# Verification of ComplexPlot from Wegert Visual complex functions.

I am trying to verify a phase portrait by reproducing it with Mathematica. The only problem is that I am misunderstanding the ComplexPlot syntax. The complex function associated is: $$f(z)=z^5-z^4-z+1$$.$$\text{this is shown in figure 3.5}$$ The pictures on page 67, figure 3.6 says zooming out at infinity of the phase portrait of the polynomial $$f$$. To do this can someone confirm you do $$f\left(1\over z\right)$$ and the portrait of at zero?
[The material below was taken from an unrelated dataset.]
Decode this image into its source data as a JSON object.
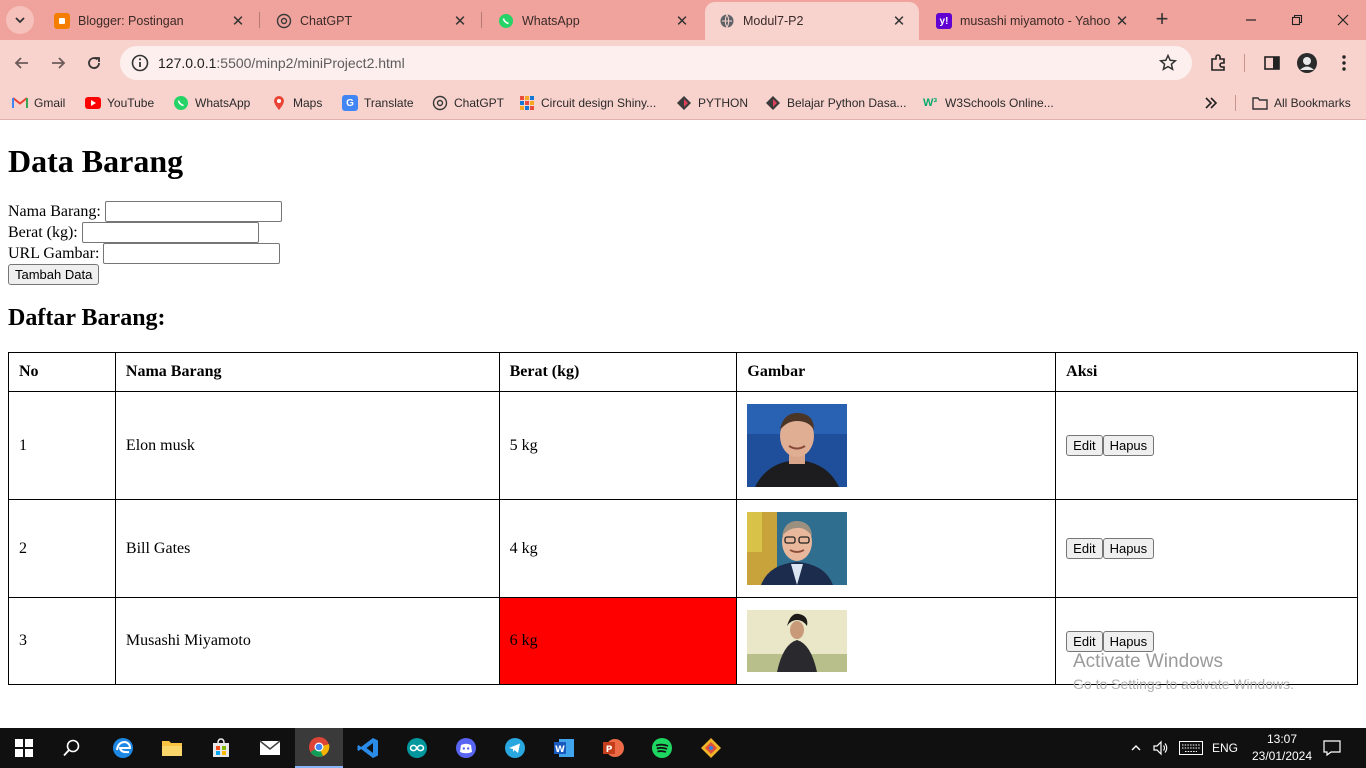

The author claims the two yellow lines emanating from infinity meet at 1. I thought it looks like -1(arrowed) in the picture someone please explain.

• Looks like a picture from Visual complex functions of E. Wegert. If this is really the case, you may want to add a reference to the source. – Massimo Ortolano Jul 8 '19 at 17:55

## 1 Answer

Evidently you're trying to create a "domain coloring" plot for your function, with some aspect of the plot representing the "phase", by which I presume you mean "argument". But there are literally infinitely many such plots, depending on what color scheme you use to represent different values of the argument — and not just the hue, but the intensity/shading.

Mathematica has no such built-in function as ComplexPhasePlot. The appropriate one to try is ComplexPlot. The documentation explains the syntax.

Note that the correct syntax for you function would be:

f[z_]:=z^5-z^4-z+1


So start with:

ComplexPlot[z^5 - z^4 - z + 1, {z, -4 - 4 I, 4 + 4 I}] Then use such options as you want to achieve your goal.